Her görüntünün çizikleri ve tozu temizlemesi, hasarları onarması ve ışık seviyelerini düzeltmesi ortalama birkaç saat sürer. Humphryes ayrıca ayrıntıları geliştirmek ve keskinleştirmek için en son yapay zeka (AI) teknolojisini kullanıyor.
Humphryes, Lippmann plakaları, Paget plakaları ve Autochromes üzerinde çekilenler gibi erken dönem renkli fotoğrafları topladı. İnsanların geçmişe dair varsayımlarına meydan okumak amacıyla, bu eski renkli fotoğrafların soluk tonlarını aldı ve onlara keskin, canlı bir kalite kazandırmak için onlara taze bir soluk verdi.

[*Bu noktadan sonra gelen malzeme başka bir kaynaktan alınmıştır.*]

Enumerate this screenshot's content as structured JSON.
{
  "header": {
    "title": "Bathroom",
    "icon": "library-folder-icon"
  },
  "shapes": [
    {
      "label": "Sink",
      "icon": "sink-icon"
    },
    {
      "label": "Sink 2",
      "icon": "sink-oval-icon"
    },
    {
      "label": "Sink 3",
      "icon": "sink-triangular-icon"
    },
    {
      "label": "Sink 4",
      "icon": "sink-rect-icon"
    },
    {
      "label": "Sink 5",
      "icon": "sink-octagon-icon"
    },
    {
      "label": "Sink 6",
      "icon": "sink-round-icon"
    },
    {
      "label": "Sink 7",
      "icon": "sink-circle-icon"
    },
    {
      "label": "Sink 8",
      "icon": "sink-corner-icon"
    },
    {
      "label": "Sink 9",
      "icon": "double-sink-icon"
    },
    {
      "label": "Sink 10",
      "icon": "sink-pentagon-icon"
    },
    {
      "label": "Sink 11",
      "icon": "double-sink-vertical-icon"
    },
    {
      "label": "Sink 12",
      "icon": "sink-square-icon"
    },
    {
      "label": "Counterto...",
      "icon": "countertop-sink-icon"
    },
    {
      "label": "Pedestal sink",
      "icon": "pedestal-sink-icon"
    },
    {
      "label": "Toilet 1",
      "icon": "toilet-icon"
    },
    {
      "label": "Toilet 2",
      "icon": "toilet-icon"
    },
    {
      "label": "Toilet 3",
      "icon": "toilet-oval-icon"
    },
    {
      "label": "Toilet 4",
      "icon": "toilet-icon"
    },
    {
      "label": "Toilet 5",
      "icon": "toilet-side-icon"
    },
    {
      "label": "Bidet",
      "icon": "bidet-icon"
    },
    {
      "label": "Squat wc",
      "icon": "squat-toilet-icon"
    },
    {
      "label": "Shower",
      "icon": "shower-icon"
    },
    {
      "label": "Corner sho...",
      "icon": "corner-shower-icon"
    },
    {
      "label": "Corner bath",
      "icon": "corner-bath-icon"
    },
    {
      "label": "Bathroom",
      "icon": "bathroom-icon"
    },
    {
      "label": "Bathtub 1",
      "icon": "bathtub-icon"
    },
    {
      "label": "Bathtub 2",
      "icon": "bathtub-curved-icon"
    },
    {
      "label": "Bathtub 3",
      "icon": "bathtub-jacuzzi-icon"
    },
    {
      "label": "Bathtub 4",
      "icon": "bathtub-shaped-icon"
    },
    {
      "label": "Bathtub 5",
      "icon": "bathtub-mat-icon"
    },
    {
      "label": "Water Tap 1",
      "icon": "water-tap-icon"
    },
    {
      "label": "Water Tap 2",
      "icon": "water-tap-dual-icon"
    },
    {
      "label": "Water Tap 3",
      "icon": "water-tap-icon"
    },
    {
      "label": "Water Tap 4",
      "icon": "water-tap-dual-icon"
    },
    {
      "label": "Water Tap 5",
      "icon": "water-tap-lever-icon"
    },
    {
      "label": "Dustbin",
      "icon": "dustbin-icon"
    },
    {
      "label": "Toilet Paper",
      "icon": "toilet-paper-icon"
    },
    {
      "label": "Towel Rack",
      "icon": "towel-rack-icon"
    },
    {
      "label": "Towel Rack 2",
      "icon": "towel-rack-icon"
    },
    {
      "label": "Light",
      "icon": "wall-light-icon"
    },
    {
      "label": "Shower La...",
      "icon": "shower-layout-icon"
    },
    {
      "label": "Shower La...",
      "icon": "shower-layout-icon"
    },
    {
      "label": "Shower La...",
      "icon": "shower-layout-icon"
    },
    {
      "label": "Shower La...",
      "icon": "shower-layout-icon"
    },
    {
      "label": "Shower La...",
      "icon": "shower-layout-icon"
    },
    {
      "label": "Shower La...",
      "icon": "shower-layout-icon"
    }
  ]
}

Humphryes, The Colors of Life’ın okuyucularının “geçmişi yepyeni bir şekilde görmelerini, tarihin zenginleştiğini ve yaşamın gerçek renklerinin yeniden canlandığını görmelerini” istiyor.
Humphryes daha önce TV renklendiricisiydi ve çalışmalarının büyük beğeni topladığı BBC dizisi Doctor Who’da çalışıyordu.
Hayatın Renkleri 17 Ekim’de uluslararası olarak satışa çıkıyor ve Gestalten tarafından satılıyor.